Contudo, os Jogos Olímpicos de Pequim não se podem - nem devem - comparar com os Jogos de Berlim, nas vésperas da II Guerra Mundial. Neste caso havia um país totalitário dominado por um ditador, Hitler, que se preparava activamente para dominar a Europa. Aqui, a China, não está a ponto de desencadear nenhuma guerra. É um país emergente, que quer ser reconhecido e respeitado como tal, apesar dos inúmeros problemas internos - e contradições que não conseguiu ultrapassar - e que requerem tempo, prudência e paz para digerir.
Por isso o Presidente Sarkozy foi leviano - tanto mais exercendo a presidência da União Europeia - ao afirmar que não estaria presente na abertura dos Jogos Olímpicos de Pequim por causa do Tibete e de outros atentados aos direitos humanos, quando esteve presente, tendo de dar o dito por não dito. O que começa a acontecer-lhe com demasiada frequência
2.A Rússia, outro país emergente, com uma população relativamente pouco numerosa, dada a sua imensa extensão, e riquezas naturais imensas (petróleo, gás, minerais, cereais, florestas imensas e potencialidades de vário tipo para explorar), perdeu, com o colapso do comunismo, o seu lugar de segunda potência mundial e depois disso tem vindo a ser sistematicamente humilhada pelo Ocidente.
Um erro fatal.
Putin, com o seu estilo enigmático e fechado, não se deixou diminuir. E em poucos anos levantou a Rússia do pântano em que se encontrava, recuperou o orgulho nacional russo e mostrou ao mundo que a Rússia não pode ser menosprezada nem, muito menos, humilhada.Mas tem problemas étnicos, culturais e históricos, no complexo xadrez das suas populações, que não são fáceis de resolver pela força, como nos tempos passados de Estaline e de Brejenev. A Chechénia tem sido um deles, tem-lhe trazido inúmeras preocupações e está longe de estar resolvido. E agora a Rússia e a Geórgia estão a resvalar para uma guerra aberta, extremamente perigosa para a Rússia e para o Ocidente, incluindo a NATO, que Bush procura empurrar para mais essa aventura. Não lhe basta o Afeganistão.

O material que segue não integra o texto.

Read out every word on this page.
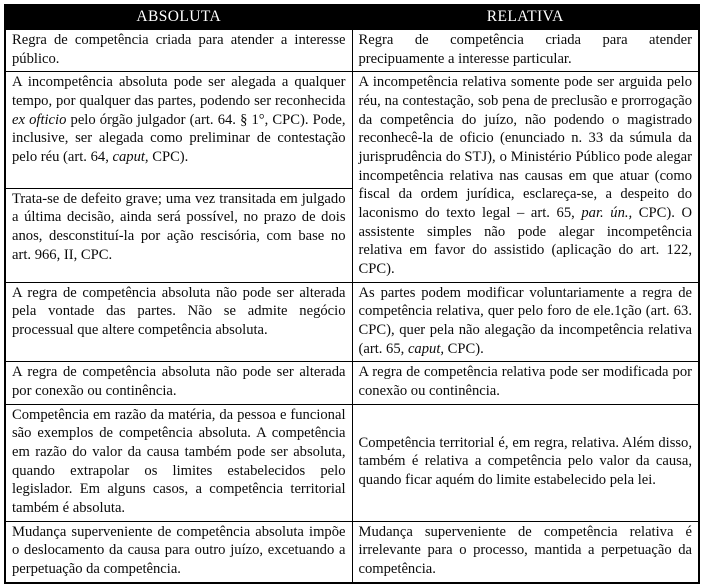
ABSOLUTA	RELATIVA
Regra de competência criada para atender a interesse público.	Regra de competência criada para atender precipuamente a interesse particular.
A incompetência absoluta pode ser alegada a qualquer tempo, por qualquer das partes, podendo ser reconhecida ex ofticio pelo órgão julgador (art. 64. § 1°, CPC). Pode, inclusive, ser alegada como preliminar de contestação pelo réu (art. 64, caput, CPC).	A incompetência relativa somente pode ser arguida pelo réu, na contestação, sob pena de preclusão e prorrogação da competência do juízo, não podendo o magistrado reconhecê-la de oficio (enunciado n. 33 da súmula da jurisprudência do STJ), o Ministério Público pode alegar incompetência relativa nas causas em que atuar (como fiscal da ordem jurídica, esclareça-se, a despeito do laconismo do texto legal – art. 65, par. ún., CPC). O assistente simples não pode alegar incompetência relativa em favor do assistido (aplicação do art. 122, CPC).
Trata-se de defeito grave; uma vez transitada em julgado a última decisão, ainda será possível, no prazo de dois anos, desconstituí-la por ação rescisória, com base no art. 966, II, CPC.	
A regra de competência absoluta não pode ser alterada pela vontade das partes. Não se admite negócio processual que altere competência absoluta.	As partes podem modificar voluntariamente a regra de competência relativa, quer pelo foro de ele.1ção (art. 63. CPC), quer pela não alegação da incompetência relativa (art. 65, caput, CPC).
A regra de competência absoluta não pode ser alterada por conexão ou continência.	A regra de competência relativa pode ser modificada por conexão ou continência.
Competência em razão da matéria, da pessoa e funcional são exemplos de competência absoluta. A competência em razão do valor da causa também pode ser absoluta, quando extrapolar os limites estabelecidos pelo legislador. Em alguns casos, a competência territorial também é absoluta.	Competência territorial é, em regra, relativa. Além disso, também é relativa a competência pelo valor da causa, quando ficar aquém do limite estabelecido pela lei.
Mudança superveniente de competência absoluta impõe o deslocamento da causa para outro juízo, excetuando a perpetuação da competência.	Mudança superveniente de competência relativa é irrelevante para o processo, mantida a perpetuação da competência.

Tbilissi, a terra do nascimento de Estaline, capital da Geórgia, investiu contra o enclave da Ossétia do Sul. E Moscovo replicou enviando as suas forças militares compostas por carros de combate super poderosos. Sabendo-se das dificuldades que têm suscitado as bases de mísseis, dirigidas contra a Rússia - e a penetração que a NATO tem tido em países como Azerbaijão, a Ucrânia (que tem sido extremamente prudente, para não alarmar a Rússia), a Moldávia, o Cazaquistão e agora a Geórgia, pode-se estar a criar um barril de pólvora muito perigoso, no Cáucaso, dotado de petróleo e de gás.
A União Europeia assiste aparentemente impávida - ou impotente - a estas operações, por onde passam importantes oleodutos, entre americanos e russos, como se um conflito desta ordem não viesse, necessariamente, a afectá-la imenso. Enfim, os próximos dias dar-nos-ão novos elementos de análise para este ponto nevrálgico do mundo. Veremos.